Sherlock shook his head. "There's no point in putting out a press release if you're going to tell a dozen people it's not true. People talk. They can't help themselves. The only reason I'm suggesting we tell Molly you're not dead is because John couldn't tell her a convincing lie if his life depended on it."

Lestrade felt the implication like a kick to the chest: if Matthew was somewhere he had access to newspapers and telly, he'd be one of the first to hear that his father had died. He shook his head. "No. Might be all right for sociopaths, but I can't let my family think I'm dead."

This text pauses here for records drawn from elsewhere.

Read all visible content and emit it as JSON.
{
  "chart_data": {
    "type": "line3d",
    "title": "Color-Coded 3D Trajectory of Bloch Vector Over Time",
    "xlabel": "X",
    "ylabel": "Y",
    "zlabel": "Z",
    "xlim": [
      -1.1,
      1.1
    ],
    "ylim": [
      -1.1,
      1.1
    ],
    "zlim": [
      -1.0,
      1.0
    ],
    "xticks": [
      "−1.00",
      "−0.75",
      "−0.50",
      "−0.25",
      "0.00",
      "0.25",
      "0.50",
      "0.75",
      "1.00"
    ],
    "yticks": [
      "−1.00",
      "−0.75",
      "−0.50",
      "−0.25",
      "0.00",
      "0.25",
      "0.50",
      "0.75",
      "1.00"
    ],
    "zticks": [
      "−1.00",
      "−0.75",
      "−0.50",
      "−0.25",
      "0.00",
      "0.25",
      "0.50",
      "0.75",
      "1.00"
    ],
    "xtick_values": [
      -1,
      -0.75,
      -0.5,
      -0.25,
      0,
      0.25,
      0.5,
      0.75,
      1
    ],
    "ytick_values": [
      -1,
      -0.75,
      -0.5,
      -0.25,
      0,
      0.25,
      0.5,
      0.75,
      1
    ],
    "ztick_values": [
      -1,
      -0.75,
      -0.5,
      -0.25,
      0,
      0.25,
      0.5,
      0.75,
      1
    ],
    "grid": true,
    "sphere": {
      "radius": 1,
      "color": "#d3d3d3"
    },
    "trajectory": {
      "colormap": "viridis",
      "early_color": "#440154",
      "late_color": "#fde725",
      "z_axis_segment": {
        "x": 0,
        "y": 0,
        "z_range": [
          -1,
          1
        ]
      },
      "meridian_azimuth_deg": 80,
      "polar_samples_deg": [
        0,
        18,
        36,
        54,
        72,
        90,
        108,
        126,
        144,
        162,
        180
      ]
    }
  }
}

"It can cause complications, I'll grant you." Sherlock spoke without smiling. "But actually doing it is surprisingly simple. Despite my reputation, I don't condone staging a suicide for fun. This is life or death. The only way we can keep you safe for now is to pretend their murder attempt succeeded. They won't try to kill a dead man."

"Greg," Melissa spoke up. "He's right, you know. Whether the killer is trying to get at your family, your team, or both, you're the ultimate target. If they think they've succeeded, it's possible the only person who will die next is the killer."

"Why the killer?"

"People who go on murder sprees of this level and speed usually end them by committing suicide." Melissa sounded matter-of-fact. "Even if they don't go to that extreme, they're likely to move out in the open over something like this. It might be the best chance we have of catching them."

Lestrade thought this one over in silence.

"If you think it'll help, do what you need to do," he said.